Policymakers and lawmakers in the Reform school believe the system has become too tilted in favor of big companies. They want to change the antitrust laws to make it easier once again to challenge monopolies — though without radical changes to the existing order.

“Our enforcement tools are getting rusty,” Sen. Amy Klobuchar (D-Minn.) wrote in a book published this year on the need for antitrust reform.

Klobuchar, the Senate’s top Democrat on antitrust, has introduced bills to change how courts interpret the law. Her Republican counterpart, Sen. Mike Lee of Utah, has likewise made the case for tightening the standards for government reviews of mergers and making it harder for monopolists to excuse their problematic conduct.

The antitrust debate needs to focus less single-mindedly on prices, they argue.

“Modern antitrust enforcement, and judicial decision making has become obsessed with … [an] economic extravaganza,” Lee said at a September speech before the Federalist Society. But economists “will measure what is susceptible to measurement and will tend to forget what is not.”

Most people in the Reform camp, including Lee, still embrace the consumer welfare standard. But they say the courts should broaden it to look at how mergers or business conduct affect values like choice, product quality or privacy — arguing that the Traditionalists’ approach helped lead to the growth of the mammoth tech companies.

“The whole business model in Silicon Valley is built on the idea that this is untouchable by the competition laws,” said Rebecca Allensworth, an antitrust professor at Vanderbilt Law School who focuses on technology and competition.

The Reformers also advocate for keeping the enforcement-based antitrust system in which the Justice Department and FTC go to court against alleged monopolists — though they want tweaks to the laws to make it easier for the government to win.
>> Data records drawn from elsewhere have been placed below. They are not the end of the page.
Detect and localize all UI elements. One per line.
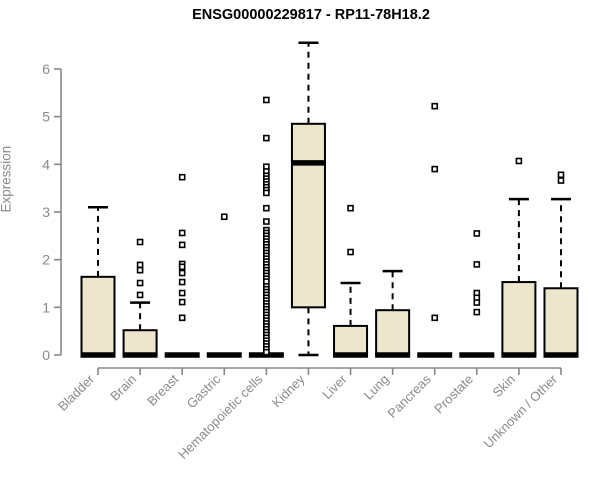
outlier-point [431,102,439,110]
outlier-point [473,261,481,268]
y-tick-label: 5 [42,109,50,125]
outlier-point [178,278,186,286]
outlier-point [557,171,565,179]
outlier-point [473,299,481,306]
outlier-point [347,204,354,212]
x-tick-label: Pancreas [384,371,434,421]
outlier-point [136,266,144,274]
y-tick-label: 0 [42,347,50,363]
x-tick-label: Lung [361,372,392,403]
x-tick-label: Bladder [55,371,98,414]
outlier-point [136,261,144,269]
outlier-point [263,204,270,212]
outlier-point [263,218,270,225]
outlier-point [178,289,186,297]
y-tick-label: 1 [42,299,50,315]
x-tick-label: Unknown / Other [481,371,561,451]
boxplot-box [333,324,369,356]
x-tick-label: Gastric [184,371,224,411]
y-tick-label: 6 [42,61,50,77]
x-tick-label: Liver [319,371,350,402]
outlier-point [263,189,270,197]
x-tick-label: Skin [490,372,518,400]
outlier-point [515,157,523,165]
outlier-point [136,291,144,299]
outlier-point [178,314,186,322]
y-tick-label: 2 [42,252,50,268]
outlier-point [178,269,186,277]
y-tick-label: 3 [42,204,50,220]
outlier-point [136,279,144,287]
x-tick-label: Prostate [431,372,476,417]
boxplot-box [290,122,326,309]
outlier-point [136,238,144,246]
x-tick-label: Brain [107,372,139,404]
x-tick-label: Kidney [269,371,308,410]
outlier-point [347,248,354,256]
outlier-point [178,263,186,271]
boxplot-box [375,309,411,356]
outlier-point [178,229,186,237]
outlier-point [178,173,186,181]
boxplot-box [122,329,158,357]
outlier-point [263,134,270,142]
x-tick-label: Breast [144,371,181,408]
outlier-point [431,165,439,173]
outlier-point [473,230,481,237]
boxplot-box [80,275,116,356]
outlier-point [431,314,439,322]
outlier-point [473,308,481,316]
outlier-point [557,177,565,184]
outlier-point [263,348,270,356]
boxplot-box [501,281,537,357]
outlier-point [178,241,186,249]
outlier-point [178,298,186,306]
y-tick-label: 4 [42,156,50,172]
outlier-point [220,213,228,221]
boxplot-box [543,287,579,356]
chart-title: ENSG00000229817 - RP11-78H18.2 [192,7,430,23]
outlier-point [263,96,270,104]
“The tools aren’t broken,” Allensworth said. “We just haven’t been using them correctly.”



Public Knowledge
The Washington Center for Equitable Growth
American Antitrust Institute



The Anti-Monopolists: “BREAK THEM UP”

An even more aggressive Anti-Monopolist school of antitrust law has gained prominence under President Joe Biden, who picked two of its founders — Khan and new White House adviser Tim Wu — for top roles in the executive branch.

Admirers sometimes call these people the New Brandeis School, after former Supreme Court Justice Louis Brandeis. Critics have derided them as “Hipster Antitrust.” Unlike both the Traditionalists and Reformers, this crowd argues that antitrust laws were enacted not solely to ensure fair markets but to prevent the consolidation of corporate power and protect democracy.

The Anti-Monopoly school grew as a reaction to the 2008 financial crisis and concerns about “too big to fail” banks. In their view, concentrated corporate power is always bad and the government should seek to break it up.

“Fair dealing in the marketplace is a political right,” said Matt Stoller, director of research for the advocacy group American Economic Liberties Project. The Anti-Monopoly movement seeks to “make sure that people have rights in the marketplace, that they can enter lines of trade and have fair dealings with buyers and sellers.”